About this work
Dorothea Tanning with film crew on the Colorado River, Arizona, for a scene in Hans Richter’s film 8 x 8: A Chess Sonata in 8 Movements
Photograph by Max Ernst
This scene was filmed in 1952. The finished film was released in 1957.
In her own words...
[Building our house in Sedona,] Cowboy Elmer Purtyman helps put on the tarpaper roof while watching the artist’s progress. “Better git on the ball, Dorothea, and fenesh that petcher.” Cowboy Elmer, who had once, years before, served in the navy, and who walked with a rolling gait like an old sailor with the sea bottled up inside him like a ship, and who, exuberantly in league with the primordial, guides us through the Colorado River rapids (replaced now by concrete dams) in rubber boats. He pitches tents, makes cowboy biscuits and shows us Indian hieroglyphs in fastnesses where the invader (we) had never walked.

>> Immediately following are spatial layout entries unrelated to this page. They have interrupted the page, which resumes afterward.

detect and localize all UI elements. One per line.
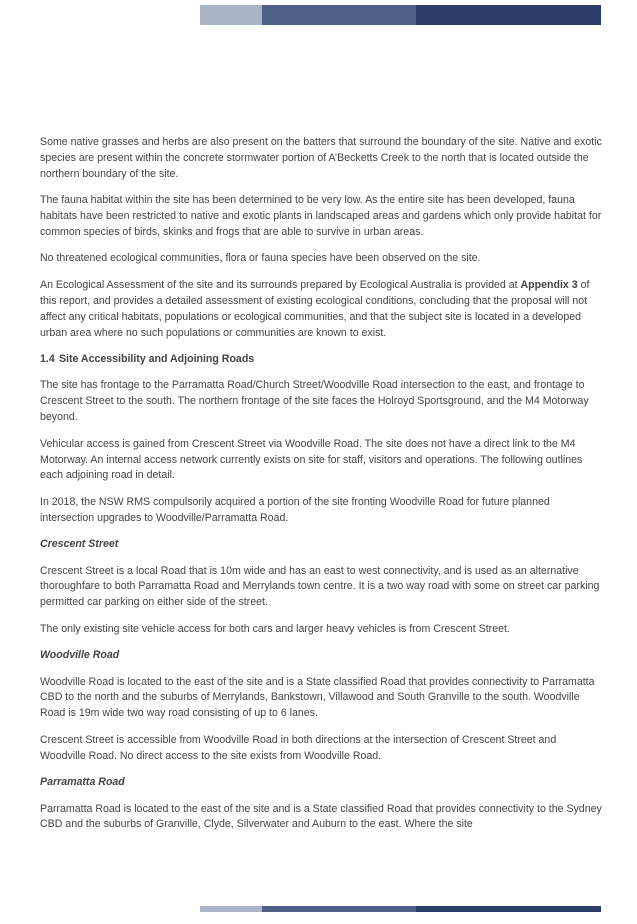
- header-bar-mid-segment: [262, 5, 416, 25]
- subheading-woodville-road: Woodville Road: [40, 649, 120, 662]
- paragraph-native-grasses: Some native grasses and herbs are also present on the batters that surround the boundary of the site. Native and exotic species are present within the concrete stormwater portion of A’Becketts Creek to the north that is located outside the northern boundary of the site.: [40, 136, 602, 180]
- document-body: [40, 135, 602, 844]
- paragraph-crescent-access: Crescent Street is accessible from Woodville Road in both directions at the intersection of Crescent Street and Woodville Road. No direct access to the site exists from Woodville Road.: [40, 733, 557, 762]
- ecological-assessment-text-start: An Ecological Assessment of the site and its surrounds prepared by Ecological Australia is provided at: [40, 278, 521, 291]
- footer-bar-light-segment: [200, 906, 262, 912]
- header-decorative-bar: [200, 5, 601, 25]
- footer-bar-mid-segment: [262, 906, 416, 912]
- ecological-assessment-text-end: of this report, and provides a detailed assessment of existing ecological conditions, concluding that the proposal will not affect any critical habitats, populations or ecological communities, and that the subject site is located in a developed urban area where no such populations or communities are known to exist.: [40, 278, 590, 339]
- header-bar-light-segment: [200, 5, 262, 25]
- header-bar-dark-segment: [416, 5, 601, 25]
- paragraph-crescent-street: Crescent Street is a local Road that is 10m wide and has an east to west connectivity, and is used as an alternative thoroughfare to both Parramatta Road and Merrylands town centre. It is a two way road with some on street car parking permitted car parking on either side of the street.: [40, 564, 600, 609]
- section-heading: [40, 352, 602, 368]
- section-title: Site Accessibility and Adjoining Roads: [58, 352, 255, 365]
- paragraph-vehicular-access: Vehicular access is gained from Crescent Street via Woodville Road. The site does not have a direct link to the M4 Motorway. An internal access network currently exists on site for staff, visitors and operations. The following outlines each adjoining road in detail.: [40, 437, 583, 482]
- paragraph-site-frontage: The site has frontage to the Parramatta Road/Church Street/Woodville Road intersection to the east, and frontage to Crescent Street to the south. The northern frontage of the site faces the Holroyd Sportsground, and the M4 Motorway beyond.: [40, 379, 589, 424]
- paragraph-fauna-habitat: The fauna habitat within the site has been determined to be very low. As the entire site has been developed, fauna habitats have been restricted to native and exotic plants in landscaped areas and gardens which only provide habitat for common species of birds, skinks and frogs that are able to survive in urban areas.: [40, 194, 602, 239]
- paragraph-parramatta-road: Parramatta Road is located to the east of the site and is a State classified Road that provides connectivity to the Sydney CBD and the suburbs of Granville, Clyde, Silverwater and Auburn to the east. Where the site: [40, 802, 602, 831]
- paragraph-rms-acquisition: In 2018, the NSW RMS compulsorily acquired a portion of the site fronting Woodville Road for future planned intersection upgrades to Woodville/Parramatta Road.: [40, 495, 550, 524]
- section-number: 1.4: [40, 352, 55, 365]
- footer-decorative-bar: [200, 906, 601, 912]
- paragraph-site-vehicle-access: The only existing site vehicle access for both cars and larger heavy vehicles is from Crescent Street.: [40, 622, 510, 635]
- paragraph-woodville-road: Woodville Road is located to the east of the site and is a State classified Road that provides connectivity to Parramatta CBD to the north and the suburbs of Merrylands, Bankstown, Villawood and South Granville to the south. Woodville Road is 19m wide two way road consisting of up to 6 lanes.: [40, 675, 595, 720]
- subheading-crescent-street: Crescent Street: [40, 538, 119, 551]
- appendix-reference: Appendix 3: [520, 278, 578, 291]
- subheading-parramatta-road: Parramatta Road: [40, 776, 125, 789]
- paragraph-threatened-communities: No threatened ecological communities, flora or fauna species have been observed on the site.: [40, 252, 481, 265]
- footer-bar-dark-segment: [416, 906, 601, 912]
- paragraph-ecological-assessment: [40, 278, 602, 342]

Studded with discoveries in nearby Indian caves, canyons, pueblo, aged and wise, and precious as silicate arrowheads, of which we found several, is the memory of that nine-day river passage, eighteen miles on the torrent that cut skyscraper deep between sheer stone. The shiny autumn silence that listened to water, black shadow that swallowed light and hid our bobbing boat in a seeming underworld ready to be drawn by Gustave Doré, a paradise lost, no artist’s tricks needed, not even imagination; it was all right there before our eyes along with a phantom presence of Indians, eyeing us from up there on their rim or lurking in cave and cranny. Uneasily. Because it was theirs, and even at this late date we were intruding.
These are the canyon walls that are now so cleaned up, rerouted even, arranged, photographed, advertised, that their lofty reticence rent by stridency of group merriment has become no more than a movie backdrop for jolly organized tours. Deplorable? Certainly, but in this, one must deplore the entire human presence which is a history of conquest -- of nature, of species, of other humans: Indians, Israelites, Vikings, Muslims, Aztecs... And if we, gliding downriver in an unreal chasm, were silent and discomposed by its pristine beauty it was a thing that even in the memory is a treasure beyond words.
Guide Elmer moved respectfully through the gloam. For hours on end no one spoke. Arriving at Lee’s Ferry two days late — we had played at movie-making in a hidden canyon — we were hailed with relief by the locals, even newsmen, and our movie footage was nicely integrated, back in New York, in Hans Richter’s avant-garde film, 8 by 8.
–from Between Lives: An Artist and Her World. New York: W.W. Norton & Company, 2001, pp. 155-157.